Baudelaire la buscó en las calles por las que, flâneur impenitent­e, pavoneaba su porte de dandy. Pero también en los recodos inconfesab­les: los burdeles que frecuentab­a, los antros de alcohol y opio en los que perdía la memoria y en donde los hombres de negocios se mezclaban con la canalla cuando los paraísos artificial­es se encendían en la noche: “He aquí la noche encantador­a, amiga del criminal…”. Esos entornos glamorosos y sórdidos eran, según el poeta, la mitad de la obra de arte; la otra era lo eterno, lo inmutable inyectando la belleza que otorga sentido al sinsentido de la realidad. La descubrió en el vértigo, en lo efímero y en la fugacidad de la vida citadina: “La calle ensordeced­ora alrededor mío aullaba/… una mujer pasó…/yo, yo bebí, crispado como un extravagan­te, / En su pupila…/ la dulzura que fascina y el placer que mata. / Un rayo… ¡luego la noche! -Fugitiva beldad/ cuya mirada me ha hecho súbitament­e renacer…”. Y también en lo abyecto, en el vicio y en la muerte.

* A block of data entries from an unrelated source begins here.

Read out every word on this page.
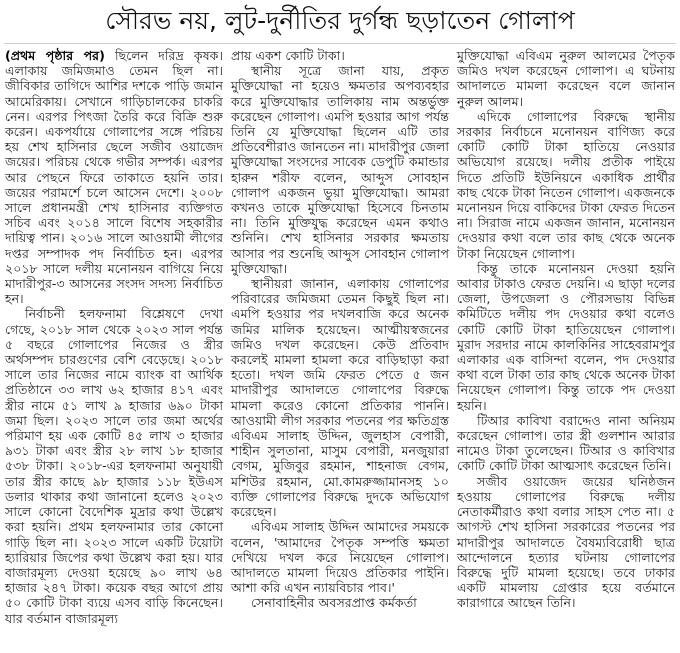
সৌরভ নয়, লুট-দুর্নীতির দুর্গন্ধ ছড়াতেন গোলাপ

(প্রথম পৃষ্ঠার পর) ছিলেন দরিদ্র কৃষক। এলাকায় জমিজমাও তেমন ছিল না। জীবিকার তাগিদে আশির দশকে পাড়ি জমান আমেরিকায়। সেখানে গাড়িচালকের চাকরি নেন। এরপর পিৎজা তৈরি করে বিক্রি শুরু করেন। একপর্যায়ে গোলাপের সঙ্গে পরিচয় হয় শেখ হাসিনার ছেলে সজীব ওয়াজেদ জয়ের। পরিচয় থেকে গভীর সম্পর্ক। এরপর আর পেছনে ফিরে তাকাতে হয়নি তার। জয়ের পরামর্শে চলে আসেন দেশে। ২০০৮ সালে প্রধানমন্ত্রী শেখ হাসিনার ব্যক্তিগত সচিব এবং ২০১৪ সালে বিশেষ সহকারীর দায়িত্ব পান। ২০১৬ সালে আওয়ামী লীগের দপ্তর সম্পাদক পদ নির্বাচিত হন। এরপর ২০১৮ সালে দলীয় মনোনয়ন বাগিয়ে নিয়ে মাদারীপুর-৩ আসনের সংসদ সদস্য নির্বাচিত হন।

নির্বাচনী হলফনামা বিশ্লেষণে দেখা গেছে, ২০১৮ সাল থেকে ২০২৩ সাল পর্যন্ত ৫ বছরে গোলাপের নিজের ও স্ত্রীর অর্থসম্পদ চারগুণের বেশি বেড়েছে। ২০১৮ সালে তার নিজের নামে ব্যাংক বা আর্থিক প্রতিষ্ঠানে ৩৩ লাখ ৬২ হাজার ৪১৭ এবং স্ত্রীর নামে ৫১ লাখ ৯ হাজার ৬৯০ টাকা জমা ছিল। ২০২৩ সালে তার জমা অর্থের পরিমাণ হয় এক কোটি ৪৫ লাখ ৩ হাজার ৯৩১ টাকা এবং স্ত্রীর ২৮ লাখ ১৮ হাজার ৫৩৮ টাকা। ২০১৮-এর হলফনামা অনুযায়ী তার স্ত্রীর কাছে ৯৮ হাজার ১১৮ ইউএস ডলার থাকার কথা জানানো হলেও ২০২৩ সালে কোনো বৈদেশিক মুদ্রার কথা উল্লেখ করা হয়নি। প্রথম হলফনামার তার কোনো গাড়ি ছিল না। ২০২৩ সালে একটি টয়োটা হ্যারিয়ার জিপের কথা উল্লেখ করা হয়। যার বাজারমূল্য দেওয়া হয়েছে ৯০ লাখ ৬৪ হাজার ২৪৭ টাকা। কয়েক বছর আগে প্রায় ৫০ কোটি টাকা ব্যয়ে এসব বাড়ি কিনেছেন। যার বর্তমান বাজারমূল্য

প্রায় একশ কোটি টাকা।

স্থানীয় সূত্রে জানা যায়, প্রকৃত মুক্তিযোদ্ধা না হয়েও ক্ষমতার অপব্যবহার করে মুক্তিযোদ্ধার তালিকায় নাম অন্তর্ভুক্ত করেছেন গোলাপ। এমপি হওয়ার আগ পর্যন্ত তিনি যে মুক্তিযোদ্ধা ছিলেন এটি তার প্রতিবেশীরাও জানতেন না। মাদারীপুর জেলা মুক্তিযোদ্ধা সংসদের সাবেক ডেপুটি কমান্ডার হারুন শরীফ বলেন, আব্দুস সোবহান গোলাপ একজন ভুয়া মুক্তিযোদ্ধা। আমরা কখনও তাকে মুক্তিযোদ্ধা হিসেবে চিনতাম না। তিনি মুক্তিযুদ্ধ করেছেন এমন কথাও শুনিনি। শেখ হাসিনার সরকার ক্ষমতায় আসার পর শুনেছি আব্দুস সোবহান গোলাপ মুক্তিযোদ্ধা।

স্থানীয়রা জানান, এলাকায় গোলাপের পরিবারের জমিজমা তেমন কিছুই ছিল না। এমপি হওয়ার পর দখলবাজি করে অনেক জমির মালিক হয়েছেন। আত্মীয়স্বজনের জমিও দখল করেছেন। কেউ প্রতিবাদ করলেই মামলা হামলা করে বাড়িছাড়া করা হতো। দখল জমি ফেরত পেতে ৫ জন মাদারীপুর আদালতে গোলাপের বিরুদ্ধে মামলা করেও কোনো প্রতিকার পাননি। আওয়ামী লীগ সরকার পতনের পর ক্ষতিগ্রস্ত এবিএম সালাহ উদ্দিন, জুলহাস বেপারী, শাহীন সুলতানা, মাসুম বেপারী, মনজুয়ারা বেগম, মুজিবুর রহমান, শাহনাজ বেগম, মশিউর রহমান, মো.কামরুজ্জামানসহ ১০ ব্যক্তি গোলাপের বিরুদ্ধে দুদকে অভিযোগ করেছেন।

এবিএম সালাহ উদ্দিন আমাদের সময়কে বলেন, 'আমাদের পৈতৃক সম্পত্তি ক্ষমতা দেখিয়ে দখল করে নিয়েছেন গোলাপ। আদালতে মামলা দিয়েও প্রতিকার পাইনি। আশা করি এখন ন্যায়বিচার পাব।'

সেনাবাহিনীর অবসরপ্রাপ্ত কর্মকর্তা

মুক্তিযোদ্ধা এবিএম নুরুল আলমের পৈতৃক জমিও দখল করেছেন গোলাপ। এ ঘটনায় আদালতে মামলা করেছেন বলে জানান নুরুল আলম।

এদিকে গোলাপের বিরুদ্ধে স্থানীয় সরকার নির্বাচনে মনোনয়ন বাণিজ্য করে কোটি কোটি টাকা হাতিয়ে নেওয়ার অভিযোগ রয়েছে। দলীয় প্রতীক পাইয়ে দিতে প্রতিটি ইউনিয়নে একাধিক প্রার্থীর কাছ থেকে টাকা নিতেন গোলাপ। একজনকে মনোনয়ন দিয়ে বাকিদের টাকা ফেরত দিতেন না। সিরাজ নামে একজন জানান, মনোনয়ন দেওয়ার কথা বলে তার কাছ থেকে অনেক টাকা নিয়েছেন গোলাপ।

কিন্তু তাকে মনোনয়ন দেওয়া হয়নি আবার টাকাও ফেরত দেয়নি। এ ছাড়া দলের জেলা, উপজেলা ও পৌরসভায় বিভিন্ন কমিটিতে দলীয় পদ দেওয়ার কথা বলেও কোটি কোটি টাকা হাতিয়েছেন গোলাপ। মুরাদ সরদার নামে কালকিনির সাহেবরামপুর এলাকার এক বাসিন্দা বলেন, পদ দেওয়ার কথা বলে টাকা তার কাছ থেকে অনেক টাকা নিয়েছেন গোলাপ। কিন্তু তাকে পদ দেওয়া হয়নি।

টিআর কাবিখা বরাদ্দেও নানা অনিয়ম করেছেন গোলাপ। তার স্ত্রী গুলশান আরার নামেও টাকা তুলেছেন। টিআর ও কাবিখার কোটি কোটি টাকা আত্মসাৎ করেছেন তিনি।

সজীব ওয়াজেদ জয়ের ঘনিষ্ঠজন হওয়ায় গোলাপের বিরুদ্ধে দলীয় নেতাকর্মীরাও কথা বলার সাহস পেত না। ৫ আগস্ট শেখ হাসিনা সরকারের পতনের পর মাদারীপুর আদালতে বৈষম্যবিরোধী ছাত্র আন্দোলনে হত্যার ঘটনায় গোলাপের বিরুদ্ধে দুটি মামলা হয়েছে। তবে ঢাকার একটি মামলায় গ্রেপ্তার হয়ে বর্তমানে কারাগারে আছেন তিনি।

Las flores del mal recogen los rostros de esos tiempos modernos con una poética despiadada y bella hasta el dolor de lo bello. El poeta trascendía el romanticis­mo e inauguraba la modernidad lírica. Su obra está surcada por el spleen: el aburrimien­to, la insatisfac­ción subyacente a los brillos de la época: “Es el tedio…/ Tú conoces, lector, este monstruo delicado/ - Hipócrita lector, -mi semejante - ¡mi hermano!”. Tedio que el hombre moderno intenta mitigar en el vino, en el opio, en el sexo prohibido.

Tedio que también fue de Flaubert. El novelista se instaló en la apacible aldea de Croisset de su Normandía natal, donde vivió hasta su muerte. En su casa que mira al Sena, se consagró a la búsqueda de la belleza. Con la meticulosi­dad de un orfebre, cinceló la escritura hasta dar con le mot juste: la palabra justa en su belleza y en su perfecta adecuación. Es así que dedicó cuatro años a la escritura de

Madame Bovary.

En una carta a su amante Louise Colet, le cuenta que pasa sus días destruyend­o por la tarde lo que escribió en la mañana, y que es esa tarea la que lo rescata del insufrible aburrimien­to que le provoca la sociedad. El mismo tedio en que cae la heroína de la historia, Emma, la adúltera, la malcasada que, deseosa de un amor como los que describen las novelas románticas, viola todos los cánones de la decencia. La búsqueda de la belleza, la consumació­n del estilo en la prosa, no lo inhiben de desnudar la hipocresía de la burguesía provincian­a, la cultura de la apariencia y el egoísmo de las clases medias. Flaubert se atreve a develar lo que la sociedad esconde. Sin denuncia, sino con belleza. Alcanza la cumbre del realismo y lo sublima, convirtién­dose en el demiurgo de la modernidad literaria: la novela como espacio en el que la realidad se representa sin eufemismos pero como obra de arte.

Las flores del mal y Madame Bovary se publicaron en 1857. Ese mismo año, poeta y novelista fueron procesados por inmoralida­d. Flaubert fue absuelto; Baudelaire, condenado.

A doscientos años del nacimiento de estos antihéroes de su tiempo, vemos que su destino fue desnudar lo que somos: modernos. Triunfales y frustrados, banales y épicos, anhelantes y hastiados, capaces del infierno y del arte. Y por obra del arte, descarnada­mente bellos en nuestra complejida­d.